The book doesn’t mention of corduroy, alas, but its modern-day form came from a similar working-class roots—and is widely believed to have gotten its corded magic in Manchester, England. At least that’s the claim the corduroy hawkers at Brooks Brothers make.
An 1891 edition of the Transactions of the Philological Society, a London-based group, puts the creation of corduroy at between 1776 and 1787, though there is a 1774 mention of imported corduroys from Britain in the Newspapers.com archive.
In her 1973 Chicago Tribune article on corduroy, Marylin Stitz mentioned that the name of the material is French in origin, standing for an anglicized “Cord du Roi.” The Philological Society, however, did not share that view.

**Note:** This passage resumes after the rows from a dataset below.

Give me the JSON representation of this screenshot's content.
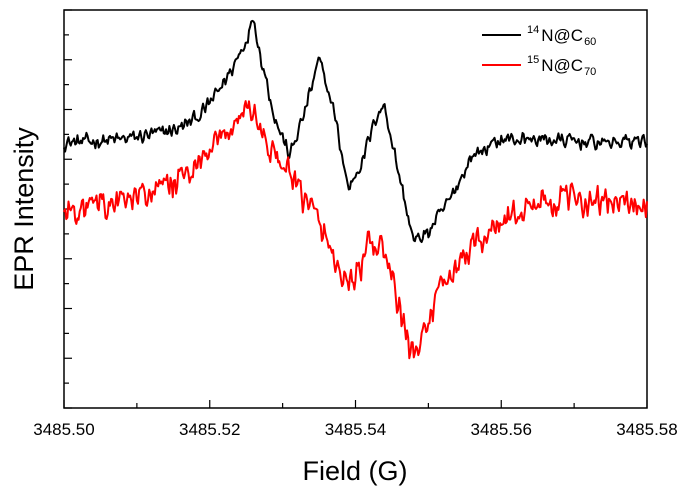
{
  "chart_data": {
    "type": "line",
    "xlabel": "Field (G)",
    "ylabel": "EPR Intensity",
    "xlim": [
      3485.5,
      3485.58
    ],
    "ylim": [
      -3.0,
      3.0
    ],
    "x_ticks": [
      "3485.50",
      "3485.52",
      "3485.54",
      "3485.56",
      "3485.58"
    ],
    "grid": false,
    "legend_position": "top-right",
    "series": [
      {
        "name": "14N@C60",
        "legend": {
          "sup": "14",
          "base": "N@C",
          "sub": "60"
        },
        "color": "#000000",
        "x": [
          3485.5,
          3485.504,
          3485.508,
          3485.512,
          3485.516,
          3485.519,
          3485.521,
          3485.523,
          3485.525,
          3485.526,
          3485.527,
          3485.529,
          3485.531,
          3485.533,
          3485.535,
          3485.537,
          3485.539,
          3485.541,
          3485.543,
          3485.544,
          3485.546,
          3485.548,
          3485.55,
          3485.553,
          3485.556,
          3485.56,
          3485.565,
          3485.57,
          3485.575,
          3485.58
        ],
        "values": [
          1.0,
          1.02,
          1.05,
          1.12,
          1.22,
          1.45,
          1.75,
          2.1,
          2.55,
          2.9,
          2.3,
          1.35,
          0.8,
          1.45,
          2.25,
          1.5,
          0.3,
          0.75,
          1.45,
          1.55,
          0.5,
          -0.5,
          -0.35,
          0.15,
          0.8,
          1.05,
          1.05,
          1.02,
          1.0,
          1.05
        ]
      },
      {
        "name": "15N@C70",
        "legend": {
          "sup": "15",
          "base": "N@C",
          "sub": "70"
        },
        "color": "#ff0000",
        "x": [
          3485.5,
          3485.505,
          3485.51,
          3485.514,
          3485.518,
          3485.521,
          3485.523,
          3485.525,
          3485.526,
          3485.528,
          3485.53,
          3485.532,
          3485.534,
          3485.536,
          3485.538,
          3485.54,
          3485.542,
          3485.544,
          3485.546,
          3485.548,
          3485.55,
          3485.553,
          3485.556,
          3485.56,
          3485.565,
          3485.57,
          3485.575,
          3485.58
        ],
        "values": [
          -0.05,
          0.05,
          0.15,
          0.35,
          0.6,
          0.95,
          1.25,
          1.55,
          1.45,
          0.95,
          0.65,
          0.3,
          0.0,
          -0.45,
          -1.0,
          -1.1,
          -0.5,
          -0.65,
          -1.5,
          -2.3,
          -1.6,
          -1.0,
          -0.55,
          -0.2,
          0.1,
          0.15,
          0.1,
          0.05
        ]
      }
    ]
  }
}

The philological group, which studies the development of languages, stated that the French variation of the word was in fact referred to as “the king’s cord,” but in an already Anglicized way—kings-cordes, to be specific. Meanwhile, other elements of the English language didn’t make it to France.
“The word duroy as the name of a coarse woollen fabric, manufactured with verges and druggets in the West of England in [Robinson Crusoe author Daniel] Defoe’s time, has evidently no connexion,” the society explained.

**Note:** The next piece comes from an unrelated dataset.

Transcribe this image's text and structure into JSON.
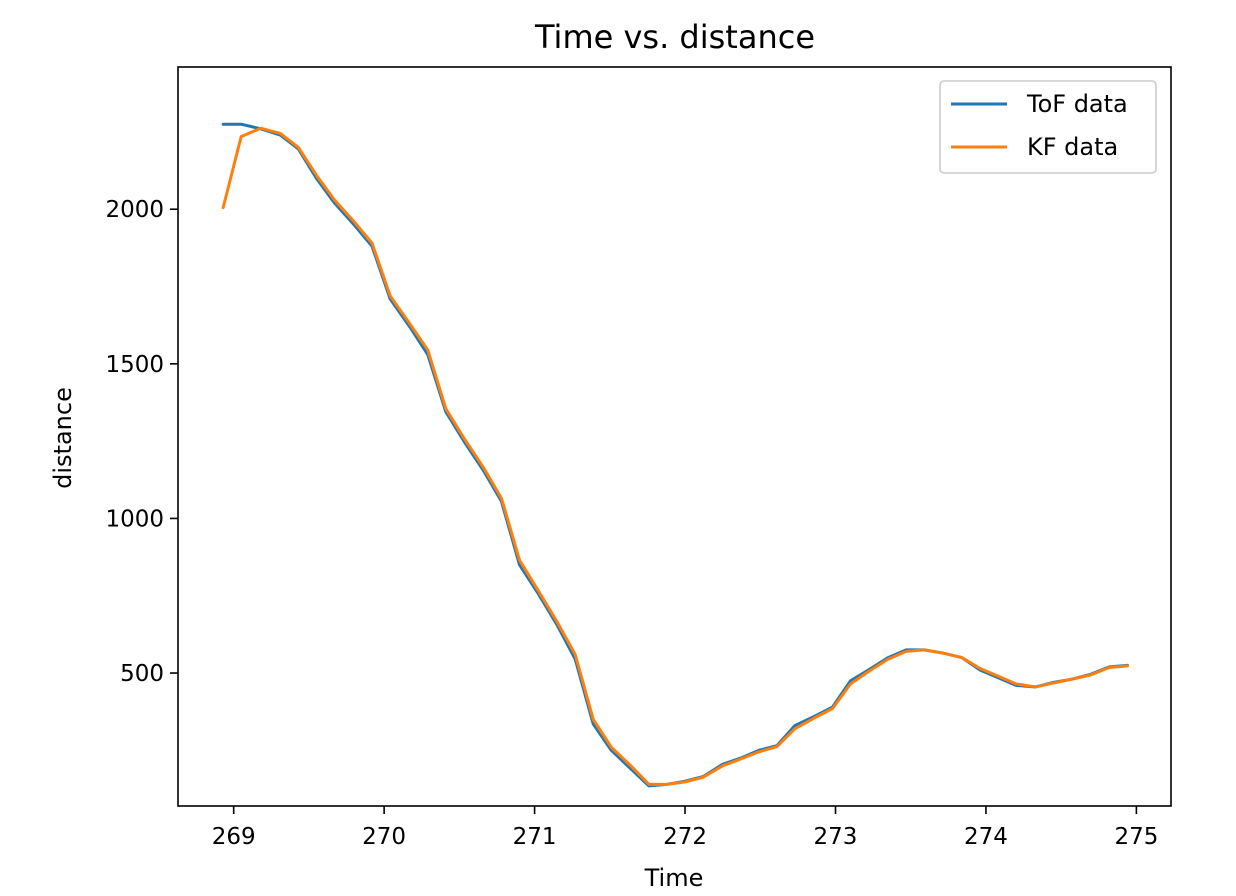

The society additionally discussed the possibility that the fabric was named after someone named Corderoy, only for that linguistic meaning to get morphed slightly.
We’ll likely never know for sure because history is hazy on this point, but a 1772 mention of “corderoys,” in reference to the fabric being imported, supports the claim, for what it’s worth.
It’s either that, possibly, or that someone saw the cords on these pants and thought it fit perfect with “duroy.”
Corduroy may be the ultimate always-going-in-and-out-of-fashion fabric.
To prove the point, we’re going to play a game here. Below are quotes from three trend pieces about how corduroy is coming back into style. Guess the year for each:
- “It’s amazing. People are coming in like crazy and asking for corduroy slacks and sport coats—even with patches on the sleeves.”
- “Its royal roots may be in question, but there’s no debating that corduroy has made a grand comeback.”
- ”One of the ‘new faces’ on the fashion scene this season is corduroy. Although this cotton is a traditional classic, new treatments give it a lease on life.”
If you guessed 1994, 2002, and 1952, you are correct.
Of course, corduroy wasn’t always in comeback mode. If you were, however, to set a single decade as “peak corduroy,” which decade might you choose?
If you said the 1970s, ding ding ding we have an answer! In 1973, the Chicago Tribune’s Marylin Stitz really nailed the interest in corduroy at the time:
When you think about transitional dresses, playtime outfits, and back to school togs, one fabric comes to mind. Corduroy.
Why? Because it’s luxurious and functional at the same time. It can look dressed up or dressed down. It holds its shape and is easy to care for. It adapts well to clothing for your entire family. It’s durable—and economical.
As for the 21st-century resurgence, it appears modest so far. Rohan of the Corduroy Appreciation Society started an all-corduroy online store in 2016, which sells tufted ties and jackets. All outfits are designed by Rohan, with cloth coming from the birthplace of modern corduroy, Northern England.
As neat as corduroy is, it doesn’t generate a ton of die-hards. Folks who are really into the fabric, like Rohan, are few and far between. Corduroy is the fashion industry’s variation on the McRib—an inoffensive-enough product that retailers can go back to when they need a short-term hit, something that has just enough novelty to it that people will buy it because they’ve read somewhere that corduroy is making a comeback.
For the rest of us, we don’t really think in terms of wales all that often.